The application of precision medicine across world regions is still evolving [3]. However, translating this into prevention and management of breast cancer in Africa also requires additional efforts with cancer registration [3]. It is important for future research to decipher if the advanced stage of breast cancer presentation in Africa could be linked to unique aggressive biological characteristics of the malignancy, or some specific intrinsic host factors in African populations [7,76]. This is essential to guide health care practitioners to adequately respond to known and prevailing health disparities with respect to genetic determinants, predisposition and susceptibility to breast cancer across different ethnic groups on the continent [3]. However, the research capacity in this regard is relatively poor, and additionally limited by the lack of comprehensive and nationally representative data on breast cancer across African countries [5]. Hence, public health promoting behaviors that decrease breast cancer incidence still appears be most important and feasible preventive strategy across Africa.

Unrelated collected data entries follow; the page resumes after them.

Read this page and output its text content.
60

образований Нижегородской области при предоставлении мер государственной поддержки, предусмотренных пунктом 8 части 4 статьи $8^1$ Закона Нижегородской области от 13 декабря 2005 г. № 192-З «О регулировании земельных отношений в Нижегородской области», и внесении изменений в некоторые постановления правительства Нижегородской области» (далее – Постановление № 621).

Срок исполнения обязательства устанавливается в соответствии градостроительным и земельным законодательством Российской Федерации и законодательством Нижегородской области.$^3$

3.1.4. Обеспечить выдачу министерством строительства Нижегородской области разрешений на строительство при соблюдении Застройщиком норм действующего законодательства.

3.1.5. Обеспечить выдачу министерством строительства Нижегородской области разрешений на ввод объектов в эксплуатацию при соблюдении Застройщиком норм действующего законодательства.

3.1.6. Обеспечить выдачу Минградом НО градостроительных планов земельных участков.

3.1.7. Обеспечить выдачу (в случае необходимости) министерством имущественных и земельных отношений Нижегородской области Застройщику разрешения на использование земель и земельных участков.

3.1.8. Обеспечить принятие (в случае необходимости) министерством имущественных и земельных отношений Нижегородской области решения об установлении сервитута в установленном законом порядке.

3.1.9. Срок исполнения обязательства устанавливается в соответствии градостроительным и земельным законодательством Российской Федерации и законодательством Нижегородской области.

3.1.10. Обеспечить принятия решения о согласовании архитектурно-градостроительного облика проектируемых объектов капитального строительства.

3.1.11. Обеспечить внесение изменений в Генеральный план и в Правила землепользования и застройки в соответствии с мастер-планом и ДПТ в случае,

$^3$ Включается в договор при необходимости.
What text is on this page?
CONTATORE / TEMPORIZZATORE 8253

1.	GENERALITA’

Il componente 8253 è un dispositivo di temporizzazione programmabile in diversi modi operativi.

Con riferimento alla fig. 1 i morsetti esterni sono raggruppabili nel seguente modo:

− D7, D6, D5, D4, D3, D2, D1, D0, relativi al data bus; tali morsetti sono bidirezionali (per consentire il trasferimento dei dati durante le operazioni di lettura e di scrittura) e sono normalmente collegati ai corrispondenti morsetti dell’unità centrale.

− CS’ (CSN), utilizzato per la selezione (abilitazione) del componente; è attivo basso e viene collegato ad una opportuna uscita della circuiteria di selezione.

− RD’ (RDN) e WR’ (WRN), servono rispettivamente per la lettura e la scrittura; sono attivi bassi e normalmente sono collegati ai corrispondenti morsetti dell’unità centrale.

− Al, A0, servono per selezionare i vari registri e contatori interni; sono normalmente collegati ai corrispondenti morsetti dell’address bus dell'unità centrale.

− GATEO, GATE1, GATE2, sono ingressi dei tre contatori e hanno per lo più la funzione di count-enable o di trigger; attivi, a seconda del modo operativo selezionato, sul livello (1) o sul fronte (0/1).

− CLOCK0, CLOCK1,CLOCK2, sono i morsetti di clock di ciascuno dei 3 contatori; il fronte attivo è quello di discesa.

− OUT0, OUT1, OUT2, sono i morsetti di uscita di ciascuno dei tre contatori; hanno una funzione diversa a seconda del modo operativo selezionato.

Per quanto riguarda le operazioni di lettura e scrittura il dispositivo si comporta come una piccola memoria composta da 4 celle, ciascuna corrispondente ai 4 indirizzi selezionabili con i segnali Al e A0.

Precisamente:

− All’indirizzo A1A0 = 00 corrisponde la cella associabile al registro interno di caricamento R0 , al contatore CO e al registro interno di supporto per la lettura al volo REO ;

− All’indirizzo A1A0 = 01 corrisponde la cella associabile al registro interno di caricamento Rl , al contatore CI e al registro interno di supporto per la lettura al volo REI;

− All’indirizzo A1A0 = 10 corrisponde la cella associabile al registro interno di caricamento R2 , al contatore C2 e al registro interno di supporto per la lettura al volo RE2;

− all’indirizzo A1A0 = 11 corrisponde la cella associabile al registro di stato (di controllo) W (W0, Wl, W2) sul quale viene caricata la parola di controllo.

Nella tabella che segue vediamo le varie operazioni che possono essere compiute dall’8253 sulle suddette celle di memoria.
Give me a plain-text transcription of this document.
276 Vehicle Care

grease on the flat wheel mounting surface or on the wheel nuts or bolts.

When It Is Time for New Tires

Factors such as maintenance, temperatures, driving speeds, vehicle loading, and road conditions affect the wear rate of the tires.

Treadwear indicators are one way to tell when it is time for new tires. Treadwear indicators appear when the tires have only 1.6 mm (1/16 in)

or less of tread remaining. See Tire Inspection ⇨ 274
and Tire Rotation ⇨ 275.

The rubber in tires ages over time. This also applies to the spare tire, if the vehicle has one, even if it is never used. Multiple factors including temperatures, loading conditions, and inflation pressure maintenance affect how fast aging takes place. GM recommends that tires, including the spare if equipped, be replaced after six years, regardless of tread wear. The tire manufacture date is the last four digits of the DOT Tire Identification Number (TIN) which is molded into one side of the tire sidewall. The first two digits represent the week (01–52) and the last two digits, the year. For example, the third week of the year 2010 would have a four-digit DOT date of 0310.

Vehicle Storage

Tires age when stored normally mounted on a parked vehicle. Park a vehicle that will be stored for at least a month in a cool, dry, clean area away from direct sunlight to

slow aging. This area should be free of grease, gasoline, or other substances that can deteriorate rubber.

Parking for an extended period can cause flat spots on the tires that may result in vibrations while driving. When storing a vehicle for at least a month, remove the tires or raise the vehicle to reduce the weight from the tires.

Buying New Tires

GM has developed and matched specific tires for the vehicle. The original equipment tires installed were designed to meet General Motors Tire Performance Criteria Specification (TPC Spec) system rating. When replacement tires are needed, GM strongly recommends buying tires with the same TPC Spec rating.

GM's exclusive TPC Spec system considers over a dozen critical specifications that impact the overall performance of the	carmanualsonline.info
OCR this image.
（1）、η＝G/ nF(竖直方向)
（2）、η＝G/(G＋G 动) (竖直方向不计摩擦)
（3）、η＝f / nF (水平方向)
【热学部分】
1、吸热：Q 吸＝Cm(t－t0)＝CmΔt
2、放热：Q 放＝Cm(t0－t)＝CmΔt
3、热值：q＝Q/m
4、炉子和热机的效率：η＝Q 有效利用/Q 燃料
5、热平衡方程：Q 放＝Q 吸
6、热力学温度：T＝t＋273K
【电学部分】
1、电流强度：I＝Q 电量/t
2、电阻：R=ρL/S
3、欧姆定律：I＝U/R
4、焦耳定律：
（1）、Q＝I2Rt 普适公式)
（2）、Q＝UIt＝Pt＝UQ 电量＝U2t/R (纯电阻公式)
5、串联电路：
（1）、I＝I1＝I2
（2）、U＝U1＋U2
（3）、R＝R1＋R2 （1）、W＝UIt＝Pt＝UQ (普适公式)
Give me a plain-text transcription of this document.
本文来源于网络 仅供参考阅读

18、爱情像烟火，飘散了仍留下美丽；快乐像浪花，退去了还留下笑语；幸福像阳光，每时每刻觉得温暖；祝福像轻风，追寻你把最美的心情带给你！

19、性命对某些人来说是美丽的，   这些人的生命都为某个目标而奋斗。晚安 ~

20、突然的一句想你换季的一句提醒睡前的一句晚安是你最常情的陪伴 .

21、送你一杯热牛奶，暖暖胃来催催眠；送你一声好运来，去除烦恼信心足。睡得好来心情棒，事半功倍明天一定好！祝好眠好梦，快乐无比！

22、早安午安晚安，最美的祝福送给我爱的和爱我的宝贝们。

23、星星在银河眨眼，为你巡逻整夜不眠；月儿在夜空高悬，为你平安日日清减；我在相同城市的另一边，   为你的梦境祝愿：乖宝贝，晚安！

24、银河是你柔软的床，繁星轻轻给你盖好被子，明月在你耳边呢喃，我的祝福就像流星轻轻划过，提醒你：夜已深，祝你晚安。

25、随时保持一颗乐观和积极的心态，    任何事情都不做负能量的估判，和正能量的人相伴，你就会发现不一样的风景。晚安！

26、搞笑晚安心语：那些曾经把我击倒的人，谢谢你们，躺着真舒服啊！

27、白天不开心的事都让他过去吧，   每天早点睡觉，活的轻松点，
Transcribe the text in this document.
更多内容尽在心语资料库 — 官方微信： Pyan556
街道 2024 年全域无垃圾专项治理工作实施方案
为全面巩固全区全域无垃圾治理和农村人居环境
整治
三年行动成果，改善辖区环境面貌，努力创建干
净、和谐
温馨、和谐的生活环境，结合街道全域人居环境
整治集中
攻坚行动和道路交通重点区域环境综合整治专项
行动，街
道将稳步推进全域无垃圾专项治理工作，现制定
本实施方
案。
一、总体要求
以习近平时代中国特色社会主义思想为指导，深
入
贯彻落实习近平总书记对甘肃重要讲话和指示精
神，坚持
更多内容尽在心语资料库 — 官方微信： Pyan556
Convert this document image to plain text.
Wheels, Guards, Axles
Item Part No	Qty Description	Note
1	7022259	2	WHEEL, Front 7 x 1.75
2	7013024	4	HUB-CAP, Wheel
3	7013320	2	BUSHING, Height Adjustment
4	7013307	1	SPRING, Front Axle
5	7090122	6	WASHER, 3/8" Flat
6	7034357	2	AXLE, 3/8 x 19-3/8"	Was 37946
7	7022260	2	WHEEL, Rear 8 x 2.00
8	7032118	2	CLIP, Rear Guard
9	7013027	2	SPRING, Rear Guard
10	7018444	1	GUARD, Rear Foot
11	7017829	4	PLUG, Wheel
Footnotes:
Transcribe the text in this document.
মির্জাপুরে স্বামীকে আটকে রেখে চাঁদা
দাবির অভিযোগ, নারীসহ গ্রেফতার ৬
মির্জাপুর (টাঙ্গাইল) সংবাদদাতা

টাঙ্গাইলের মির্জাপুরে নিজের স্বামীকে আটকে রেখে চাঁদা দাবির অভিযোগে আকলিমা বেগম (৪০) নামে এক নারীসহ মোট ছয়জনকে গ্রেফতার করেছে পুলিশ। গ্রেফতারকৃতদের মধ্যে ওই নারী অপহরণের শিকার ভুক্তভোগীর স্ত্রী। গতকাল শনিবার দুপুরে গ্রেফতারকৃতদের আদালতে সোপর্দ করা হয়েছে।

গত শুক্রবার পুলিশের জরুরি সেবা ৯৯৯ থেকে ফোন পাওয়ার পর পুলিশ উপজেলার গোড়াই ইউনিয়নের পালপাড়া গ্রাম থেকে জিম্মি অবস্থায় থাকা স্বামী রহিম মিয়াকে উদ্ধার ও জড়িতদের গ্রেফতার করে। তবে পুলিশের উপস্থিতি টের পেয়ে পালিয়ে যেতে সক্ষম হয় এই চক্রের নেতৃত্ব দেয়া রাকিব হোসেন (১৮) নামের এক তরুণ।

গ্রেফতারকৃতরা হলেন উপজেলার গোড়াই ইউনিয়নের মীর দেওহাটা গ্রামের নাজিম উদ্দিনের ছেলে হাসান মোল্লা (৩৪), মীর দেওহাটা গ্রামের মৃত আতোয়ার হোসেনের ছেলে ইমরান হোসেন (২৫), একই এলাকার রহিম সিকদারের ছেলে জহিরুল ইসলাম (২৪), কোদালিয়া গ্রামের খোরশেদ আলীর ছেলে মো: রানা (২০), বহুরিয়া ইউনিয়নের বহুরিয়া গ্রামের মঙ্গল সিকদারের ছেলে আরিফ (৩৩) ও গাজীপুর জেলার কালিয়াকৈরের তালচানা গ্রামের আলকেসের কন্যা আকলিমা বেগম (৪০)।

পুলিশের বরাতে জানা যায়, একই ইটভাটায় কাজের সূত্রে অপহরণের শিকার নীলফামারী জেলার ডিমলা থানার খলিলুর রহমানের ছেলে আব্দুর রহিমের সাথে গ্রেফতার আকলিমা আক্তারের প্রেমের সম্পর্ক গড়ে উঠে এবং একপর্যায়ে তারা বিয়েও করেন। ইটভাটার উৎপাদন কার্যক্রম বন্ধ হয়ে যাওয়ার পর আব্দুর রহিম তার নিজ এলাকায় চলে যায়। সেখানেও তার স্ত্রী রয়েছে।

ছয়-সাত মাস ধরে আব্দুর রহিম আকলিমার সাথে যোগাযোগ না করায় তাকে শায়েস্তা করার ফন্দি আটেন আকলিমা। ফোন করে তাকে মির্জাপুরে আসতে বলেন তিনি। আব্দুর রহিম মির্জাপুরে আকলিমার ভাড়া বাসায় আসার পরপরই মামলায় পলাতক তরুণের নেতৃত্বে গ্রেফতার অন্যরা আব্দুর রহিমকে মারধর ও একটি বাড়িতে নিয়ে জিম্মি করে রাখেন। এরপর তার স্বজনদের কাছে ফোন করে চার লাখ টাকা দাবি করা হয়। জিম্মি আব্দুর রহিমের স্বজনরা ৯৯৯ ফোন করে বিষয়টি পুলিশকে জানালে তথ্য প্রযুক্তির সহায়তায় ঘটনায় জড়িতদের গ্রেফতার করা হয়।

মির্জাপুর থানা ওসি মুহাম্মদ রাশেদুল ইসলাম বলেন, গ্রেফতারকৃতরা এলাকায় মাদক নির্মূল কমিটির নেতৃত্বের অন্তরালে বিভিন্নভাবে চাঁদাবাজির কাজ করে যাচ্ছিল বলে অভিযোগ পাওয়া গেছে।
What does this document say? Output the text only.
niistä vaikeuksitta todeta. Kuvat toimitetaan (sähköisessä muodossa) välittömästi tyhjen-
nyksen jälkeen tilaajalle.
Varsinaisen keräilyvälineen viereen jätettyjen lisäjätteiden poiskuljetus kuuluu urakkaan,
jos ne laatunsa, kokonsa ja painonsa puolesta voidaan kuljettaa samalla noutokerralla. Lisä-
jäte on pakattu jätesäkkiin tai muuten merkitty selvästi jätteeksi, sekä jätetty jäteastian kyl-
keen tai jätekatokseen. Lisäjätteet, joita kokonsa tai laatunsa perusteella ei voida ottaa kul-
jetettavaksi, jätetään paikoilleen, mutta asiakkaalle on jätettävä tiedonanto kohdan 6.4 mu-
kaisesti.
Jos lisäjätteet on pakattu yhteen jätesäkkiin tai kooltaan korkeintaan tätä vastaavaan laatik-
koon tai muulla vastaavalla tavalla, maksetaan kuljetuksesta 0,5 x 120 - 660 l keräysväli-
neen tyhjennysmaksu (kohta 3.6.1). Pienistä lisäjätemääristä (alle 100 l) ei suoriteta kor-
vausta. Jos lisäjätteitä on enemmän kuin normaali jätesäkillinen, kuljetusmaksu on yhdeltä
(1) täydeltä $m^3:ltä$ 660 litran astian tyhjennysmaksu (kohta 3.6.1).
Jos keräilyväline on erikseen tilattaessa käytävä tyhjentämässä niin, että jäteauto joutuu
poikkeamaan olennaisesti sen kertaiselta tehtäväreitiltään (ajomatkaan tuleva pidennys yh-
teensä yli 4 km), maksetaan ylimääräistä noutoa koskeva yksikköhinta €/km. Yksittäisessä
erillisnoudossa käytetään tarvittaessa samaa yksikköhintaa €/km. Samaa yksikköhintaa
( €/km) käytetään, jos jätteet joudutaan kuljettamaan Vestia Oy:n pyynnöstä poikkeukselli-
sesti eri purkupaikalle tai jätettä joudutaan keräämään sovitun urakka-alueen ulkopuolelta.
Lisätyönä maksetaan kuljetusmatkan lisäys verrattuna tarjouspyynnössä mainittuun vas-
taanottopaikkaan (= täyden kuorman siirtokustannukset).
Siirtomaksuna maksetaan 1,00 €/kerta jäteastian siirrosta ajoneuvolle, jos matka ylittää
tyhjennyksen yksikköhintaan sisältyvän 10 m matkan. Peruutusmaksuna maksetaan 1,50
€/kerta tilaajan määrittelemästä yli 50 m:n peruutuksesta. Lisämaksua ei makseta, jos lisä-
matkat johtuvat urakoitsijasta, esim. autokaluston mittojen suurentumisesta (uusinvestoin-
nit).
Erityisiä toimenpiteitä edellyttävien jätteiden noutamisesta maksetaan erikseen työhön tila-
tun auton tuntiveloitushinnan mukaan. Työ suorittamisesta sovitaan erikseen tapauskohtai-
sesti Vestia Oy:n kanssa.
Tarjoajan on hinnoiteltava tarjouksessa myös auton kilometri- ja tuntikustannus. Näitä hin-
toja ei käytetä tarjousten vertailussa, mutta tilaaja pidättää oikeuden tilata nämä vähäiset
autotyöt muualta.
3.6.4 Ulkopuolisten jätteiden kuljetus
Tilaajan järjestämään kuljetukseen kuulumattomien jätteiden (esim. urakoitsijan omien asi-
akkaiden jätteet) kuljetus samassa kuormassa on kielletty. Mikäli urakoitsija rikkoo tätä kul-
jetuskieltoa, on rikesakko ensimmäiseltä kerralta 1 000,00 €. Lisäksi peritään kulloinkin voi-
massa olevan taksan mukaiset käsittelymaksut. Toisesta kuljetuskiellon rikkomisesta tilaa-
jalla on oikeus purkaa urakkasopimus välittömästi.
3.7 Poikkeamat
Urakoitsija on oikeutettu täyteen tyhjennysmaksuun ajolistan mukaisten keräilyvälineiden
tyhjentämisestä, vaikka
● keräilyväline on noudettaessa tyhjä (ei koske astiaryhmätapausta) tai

The limitations of this study are also related to our key findings. First, though we performed a compressive data retrieval process, the empirical estimates we provided are limited by the absence of population-based cancer registries in many African countries (only 22 African countries represented), which has implications for the precision and representativeness of our estimates. Although, about 67% of studies were conducted in population-based cancer registries, many of these registries only covered subnational populations. As highlighted in the results, Nigeria and South Africa had the highest data points in this study. However, of all entries, South Africa particularly provided a complete national registry report of histologically-diagnosed breast cancer cases covering a period of 18 years, although only recent reports suggested an upgrade to population-based cancer registration system [80]. As noted, across data from hospital-based reports, we relied on the UN demographics for the country to estimate reference populations and person-years when they were not provided. This could have led to a relative under-estimation of cancer incidence due to resultant large denominators derived from the UN demographics. Besides, estimates were not age-standardized which limits direct comparisons with other world regions. Moreover, the heterogeneity across selected studies was high (I2>90%), which further reflects the need to address varying study designs, case ascertainments, referral approaches, and standards for collation of cancer data across different population groups, as these are important sources of heterogeneity. Despite these limitations, it is still important to present to the public the challenges arising from data availability on breast cancer research in Africa, the varying estimates available, and the implication of this on the response to a rising burden of breast cancer on the continent.

CONCLUSIONS

The efforts of various researchers and organizations, particularly the IARC, United States National Cancer Institute (NCI) and African Organization for Research and Training in Cancer (AORTIC), must be acknowledged in the response to cancer in Africa. Data availability remains an ongoing limitation in understanding and estimating the incidence of breast cancer on the continent. Further issues from available data include inconsistency in data collation and quality across existing cancer registries. However, available evidence is suggestive of a growing incidence of breast cancer in Africa. With population growth and ageing, exposures to known risks, and relative weak health systems in Africa, it is unlikely this trend will change in the short-term in the absence of effective interventions, with this further straining the health system in many African countries. As various funders and institutions develop their focuses, we assert that strategies for controlling and treating breast cancer patients must include activities that support active and comprehensive data collation and cancer registration (population- and hospital-based) on the African continent, and more emphasis on the biological and histological characteristics of breast cancer cells across different population groups.